Having been entrusted with an iconic hotel with exceptional DNA, GM Wilson finds himself wondering: What could I add to a legend?”
By Laurence Civil
He was away from Bangkok only for three and a half years. But, says James Robert Wilson, general manager (GM) of Dusit Thani Bangkok, it’s as if it was 10 years. “So much has changed in Bangkok,” he says. “It seems to have become more IT savvy now, has more positive vibe, and offers even more choices. I feel that Bangkok has more of a ‘city culture’ now than when I left three and a half years ago.”
Wilson was GM for Pathumwan Princess Hotel Bangkok, which is also under the Dusit Thani Group umbrella, from year 2000. Here, he was honored as “General Manager of the Year” by Jacob´s Creek & Thai Hospitality Magazine in 2005, and soon, was made the group’s vice president of operations, overlooking all of Dusit International´s five brands. In 2009, he moved to a GM post in Dubai.

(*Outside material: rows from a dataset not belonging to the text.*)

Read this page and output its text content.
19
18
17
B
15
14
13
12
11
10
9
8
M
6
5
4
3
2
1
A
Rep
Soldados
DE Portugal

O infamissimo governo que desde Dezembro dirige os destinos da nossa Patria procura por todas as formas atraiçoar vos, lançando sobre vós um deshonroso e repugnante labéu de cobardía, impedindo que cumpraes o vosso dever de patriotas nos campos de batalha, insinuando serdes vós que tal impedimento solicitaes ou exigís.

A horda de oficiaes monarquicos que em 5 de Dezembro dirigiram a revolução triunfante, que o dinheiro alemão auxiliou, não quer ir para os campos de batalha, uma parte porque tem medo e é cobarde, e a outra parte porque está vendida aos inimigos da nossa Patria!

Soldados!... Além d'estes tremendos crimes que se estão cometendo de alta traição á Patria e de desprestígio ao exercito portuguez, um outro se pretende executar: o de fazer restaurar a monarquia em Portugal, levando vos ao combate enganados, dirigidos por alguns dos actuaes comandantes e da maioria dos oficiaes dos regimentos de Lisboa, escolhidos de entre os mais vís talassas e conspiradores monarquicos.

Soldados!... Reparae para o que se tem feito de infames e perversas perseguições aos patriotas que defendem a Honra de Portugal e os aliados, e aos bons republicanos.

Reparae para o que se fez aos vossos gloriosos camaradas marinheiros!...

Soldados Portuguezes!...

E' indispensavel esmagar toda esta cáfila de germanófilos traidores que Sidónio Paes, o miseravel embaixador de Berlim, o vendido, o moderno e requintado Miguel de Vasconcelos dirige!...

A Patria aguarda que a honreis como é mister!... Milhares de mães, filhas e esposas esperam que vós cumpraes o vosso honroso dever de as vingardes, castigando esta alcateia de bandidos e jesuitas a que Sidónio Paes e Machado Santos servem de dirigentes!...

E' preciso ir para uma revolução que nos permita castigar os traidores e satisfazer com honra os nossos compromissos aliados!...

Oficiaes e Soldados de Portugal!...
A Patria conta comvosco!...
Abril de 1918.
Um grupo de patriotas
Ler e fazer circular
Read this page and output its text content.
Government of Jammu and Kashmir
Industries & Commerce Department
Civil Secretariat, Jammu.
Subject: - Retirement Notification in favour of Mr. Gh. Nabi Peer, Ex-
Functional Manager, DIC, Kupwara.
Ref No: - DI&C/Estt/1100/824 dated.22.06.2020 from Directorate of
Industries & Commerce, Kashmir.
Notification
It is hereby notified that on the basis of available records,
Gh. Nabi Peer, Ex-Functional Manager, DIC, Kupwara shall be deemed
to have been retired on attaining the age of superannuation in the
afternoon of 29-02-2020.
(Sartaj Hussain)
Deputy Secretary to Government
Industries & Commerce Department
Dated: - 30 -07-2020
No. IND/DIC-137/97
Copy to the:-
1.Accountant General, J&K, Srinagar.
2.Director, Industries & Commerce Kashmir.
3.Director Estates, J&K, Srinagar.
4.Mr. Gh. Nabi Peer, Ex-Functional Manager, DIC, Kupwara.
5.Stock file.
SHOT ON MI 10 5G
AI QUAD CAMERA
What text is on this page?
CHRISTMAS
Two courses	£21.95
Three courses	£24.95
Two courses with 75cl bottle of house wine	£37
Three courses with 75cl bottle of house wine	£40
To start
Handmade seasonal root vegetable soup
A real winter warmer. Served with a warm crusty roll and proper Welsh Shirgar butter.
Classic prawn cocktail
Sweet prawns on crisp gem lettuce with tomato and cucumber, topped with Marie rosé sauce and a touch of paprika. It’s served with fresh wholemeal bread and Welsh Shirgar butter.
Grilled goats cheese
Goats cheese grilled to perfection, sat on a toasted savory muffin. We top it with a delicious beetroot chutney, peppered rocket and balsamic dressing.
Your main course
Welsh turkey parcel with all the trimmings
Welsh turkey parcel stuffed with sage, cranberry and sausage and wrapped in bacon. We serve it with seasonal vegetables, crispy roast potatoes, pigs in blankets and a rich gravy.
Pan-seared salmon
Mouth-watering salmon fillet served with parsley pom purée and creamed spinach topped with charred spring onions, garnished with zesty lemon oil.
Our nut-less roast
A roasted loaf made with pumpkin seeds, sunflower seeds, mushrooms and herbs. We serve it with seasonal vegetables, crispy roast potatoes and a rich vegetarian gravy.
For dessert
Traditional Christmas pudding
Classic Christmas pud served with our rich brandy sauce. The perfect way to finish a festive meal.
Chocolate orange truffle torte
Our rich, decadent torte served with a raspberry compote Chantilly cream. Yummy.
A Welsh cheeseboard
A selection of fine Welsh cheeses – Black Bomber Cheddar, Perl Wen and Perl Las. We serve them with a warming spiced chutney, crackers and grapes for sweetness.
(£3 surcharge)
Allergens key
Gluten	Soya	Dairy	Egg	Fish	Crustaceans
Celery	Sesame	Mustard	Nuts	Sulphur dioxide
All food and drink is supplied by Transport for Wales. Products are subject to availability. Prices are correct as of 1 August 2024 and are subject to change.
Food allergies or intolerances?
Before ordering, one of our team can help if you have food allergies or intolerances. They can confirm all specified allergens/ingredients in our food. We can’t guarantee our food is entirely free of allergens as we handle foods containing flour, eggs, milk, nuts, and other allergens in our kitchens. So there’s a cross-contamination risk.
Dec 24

He found Dubai most challenging. “One of the biggest challenges was how to export the Thai hospitality culture, which is part of Dusit Thani,” he says. To do this, they strived to keep an average of 15-20 % Thais in their workforce, regardless of the strict immigration restrictions. Moreover, they made an effort by a particularly sweet Thai welcome. “When an Arab guest checks in, they would usually be welcomed with coffee and dates on arrival but at Dusit Dubai there is always a selection of Thai desserts waiting for them in their room,” he says.
They even came up with the slogan: “We are here to celebrate Thai culture and to embrace local culture.” Their respect for Dubai culture materialized, for example, through their female staff uniform, which modestly showed only one bare shoulder unlike the two as it does in Bangkok.
Consequently, the respect went both ways. During Ramadan, the Islamic Lent, the local authorities were sympathetic to foreign guests. They didn’t enforce their customs on non-Muslims. “We operated two restaurants that were screened off from public view, where we could serve food to non-Muslims during the hours of fasting,” he recalls. “We were also allowed to serve alcohol after sunset. Overall, I found Dubai extremely tolerant, welcoming, and a comfortable place to live and work in.”
His move back to Bangkok was part of the company rationale on international mobility among its top executives. “The people at the top need to have the experience of having worked in multiple destinations,” he explains. Consequently the GM from Dusit Thani Nikko Manila took his place in Dubai, and he returned to Bangkok, the birthplace of Dusit Thani´s success.
“I was honored to be entrusted with this iconic building,” Wilson says. “It has an exceptional DNA.” He found himself wondering: “What could I add to a legend?”
Dusit Thani Bangkok’s success can be gauged by its popularity as a venue for special occasions, especially weddings. “It´s possibly the most popular hotel in Bangkok to get married in,” Wilson says. “We offer something unique that relates to the Thai culture. With our gardens, we have the facilities to make their weddings memorable. Perhaps an even greater accolade, is that from year after year, they also come back to celebrate their anniversaries in Dusit Thani.”
In fact, even if Dusit Thani has a history dating to 1948, and has hotels from Southeast Asia to Nairobi, Kenya — their latest development — Wilson admits, “there is a generation who doesn’t know about Dusit Thani yet.”
“One of my aims is to make people aware of what this hotel has to offer, when other glitzy brands may be competing for their attention,” he says. This means, in addition to launching a new brand — the dusit d2 Hotels & Resorts aimed at the younger generation — providing more diverse and flexible services and keeping in touch with the clients through social media. “It is what is expected as a part of today’s lifestyle,” he says. “Wi-fi is complimentary for our guests, not only in their rooms but also in our restaurants. In the rooms, signing into three gadgets is a standard and if more network facilities are needed, we will provide it at no extra cost.”
He believes, however, that virtual worlds should not take away from authentic face-to-face service. “We are looking forward to implement international systems alongside our traditional culture,” he says. “Of course we now have mobile check-in and interactive television, but we don’t want technology to take over from our service, which must be gracious and Thai. Rather, technology has to complement it.”
“We are here to create an experience,” he concludes. “The wai and kneeling to serve our guests is an essential part of what is Dusit Thani.”